May 9, 2024, by Arts Placements

From Peeling Oranges, Easter Crafts and Teaching New Phonemes: The Complexities of an English Language Placement in a Reception Class

By Tiha Wheatcroft – PGT Student in Applied Linguistics and English Language Teaching

Applying for the Placement

An opportunity arose when I browsed the Faculty of Arts Moodle page: a volunteering placement in a primary school, focusing on Teaching English as an Additional Language (TEAL). I wanted to take part in this placement to confirm my aspirations of a career in teaching, specifically English Language Teaching (ELT). I did not have much experience prior to the placement, only the knowledge from my course. However, when I read the requirements of the role and saw that I had enough experience and the skills that the school might be looking for, I applied immediately. I was enthusiastic about boosting my skill set and experiences with the opportunity of teaching English as an additional language in a primary school.

Preparing for the Placement

Several students took part in the placement, and I partnered with Amelia. Amelia was amazing and a great help and support throughout the duration of my placement. Training sessions, led by university staff, covered what to expect and implement within a classroom, as well as important time spent on safeguarding.

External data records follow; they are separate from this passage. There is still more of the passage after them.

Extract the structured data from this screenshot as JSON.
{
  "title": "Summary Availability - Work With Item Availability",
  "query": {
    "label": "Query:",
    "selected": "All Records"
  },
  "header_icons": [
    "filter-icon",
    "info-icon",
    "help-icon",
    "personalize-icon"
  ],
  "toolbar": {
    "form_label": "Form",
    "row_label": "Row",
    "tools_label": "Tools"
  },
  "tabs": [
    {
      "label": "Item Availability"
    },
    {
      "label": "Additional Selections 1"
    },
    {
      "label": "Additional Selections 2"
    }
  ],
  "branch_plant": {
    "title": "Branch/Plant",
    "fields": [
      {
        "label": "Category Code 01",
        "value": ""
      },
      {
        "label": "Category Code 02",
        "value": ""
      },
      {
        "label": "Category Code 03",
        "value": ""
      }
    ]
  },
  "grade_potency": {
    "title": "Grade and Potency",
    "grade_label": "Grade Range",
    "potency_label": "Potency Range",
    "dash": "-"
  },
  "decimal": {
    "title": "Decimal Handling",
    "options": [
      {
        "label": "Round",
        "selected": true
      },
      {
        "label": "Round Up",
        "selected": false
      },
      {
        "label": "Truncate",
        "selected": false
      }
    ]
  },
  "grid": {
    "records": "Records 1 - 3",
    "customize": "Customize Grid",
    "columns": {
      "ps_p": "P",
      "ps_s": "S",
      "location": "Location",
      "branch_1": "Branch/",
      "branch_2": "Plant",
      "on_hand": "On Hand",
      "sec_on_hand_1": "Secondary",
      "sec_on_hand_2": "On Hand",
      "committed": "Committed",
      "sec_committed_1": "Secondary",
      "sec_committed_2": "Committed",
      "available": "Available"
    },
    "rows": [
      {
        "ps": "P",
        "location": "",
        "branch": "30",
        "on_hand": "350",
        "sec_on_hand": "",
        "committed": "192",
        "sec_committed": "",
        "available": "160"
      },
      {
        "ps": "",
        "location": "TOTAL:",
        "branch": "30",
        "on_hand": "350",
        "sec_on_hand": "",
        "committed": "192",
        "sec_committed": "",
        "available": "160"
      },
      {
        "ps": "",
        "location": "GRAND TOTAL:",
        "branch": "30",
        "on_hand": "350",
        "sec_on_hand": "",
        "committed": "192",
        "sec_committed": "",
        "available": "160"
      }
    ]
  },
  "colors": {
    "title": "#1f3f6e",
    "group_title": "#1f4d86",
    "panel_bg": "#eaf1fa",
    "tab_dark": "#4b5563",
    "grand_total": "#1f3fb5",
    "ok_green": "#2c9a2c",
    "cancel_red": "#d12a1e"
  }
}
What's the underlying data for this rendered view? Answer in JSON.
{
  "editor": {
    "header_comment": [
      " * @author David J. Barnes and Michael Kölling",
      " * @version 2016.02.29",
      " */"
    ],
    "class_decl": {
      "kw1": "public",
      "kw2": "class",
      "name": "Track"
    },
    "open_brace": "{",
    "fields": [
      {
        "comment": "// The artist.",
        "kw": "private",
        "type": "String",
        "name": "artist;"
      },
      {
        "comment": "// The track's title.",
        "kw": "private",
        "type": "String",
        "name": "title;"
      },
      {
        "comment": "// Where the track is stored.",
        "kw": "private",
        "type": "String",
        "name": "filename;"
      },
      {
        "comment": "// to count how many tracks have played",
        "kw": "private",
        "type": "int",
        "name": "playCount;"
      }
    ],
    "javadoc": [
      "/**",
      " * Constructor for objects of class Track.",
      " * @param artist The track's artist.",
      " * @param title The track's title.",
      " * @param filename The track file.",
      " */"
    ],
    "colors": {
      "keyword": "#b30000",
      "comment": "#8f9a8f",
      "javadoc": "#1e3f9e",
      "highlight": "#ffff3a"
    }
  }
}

My allocated a primary school was a 20-minute bus journey away from University Park Campus. Before I started, I contacted staff to gauge a better understanding of what the school expected from me. They told me I would work with 10 children, aged 4-5 who all had English as an additional language, and were from a wide range of backgrounds. We were allocated 15-minute sessions within the 2-hour time frame that we spent at the school every Tuesday.  It was my duty to create small lesson plans for these short sessions. I received a great amount of support from my partner and the incredible staff that I met at the school. I never felt underprepared.

My Experiences at the Placement School

Something that I could never prepare for, however, was the enthusiasm and the excitement of the children in ‘Hedgehog’ and ‘Robin’ classes when me and Amelia arrived for our first day. The children were over the moon to see new faces in their classrooms. The sessions we had with the children were challenging for me and for them. I made sure they could get the most of their phonics and oral blending by making sessions fun and engaging. Alongside the teaching of phonemes and observing phonics and maths lessons, I was able to take part in arts and crafts, sandpit play, baking and help with snack time. I realise now that I was helping teach the children far more than the English language.

What I Have Learned

The placement was good at throwing spanners in the works. Even though we created lesson plans, we could not always stick to the plan. I had to be flexible and had to use my initiative to solve problems that appeared in our sessions.

It was incredibly rewarding to aid in the language progression of the 10 EAL children we got to know and even more rewarding to learn from them. The placement gave an insightful look into the teaching profession. I am incredibly grateful that I was given the opportunity and am even more confident that I can progress further with my teaching aspirations.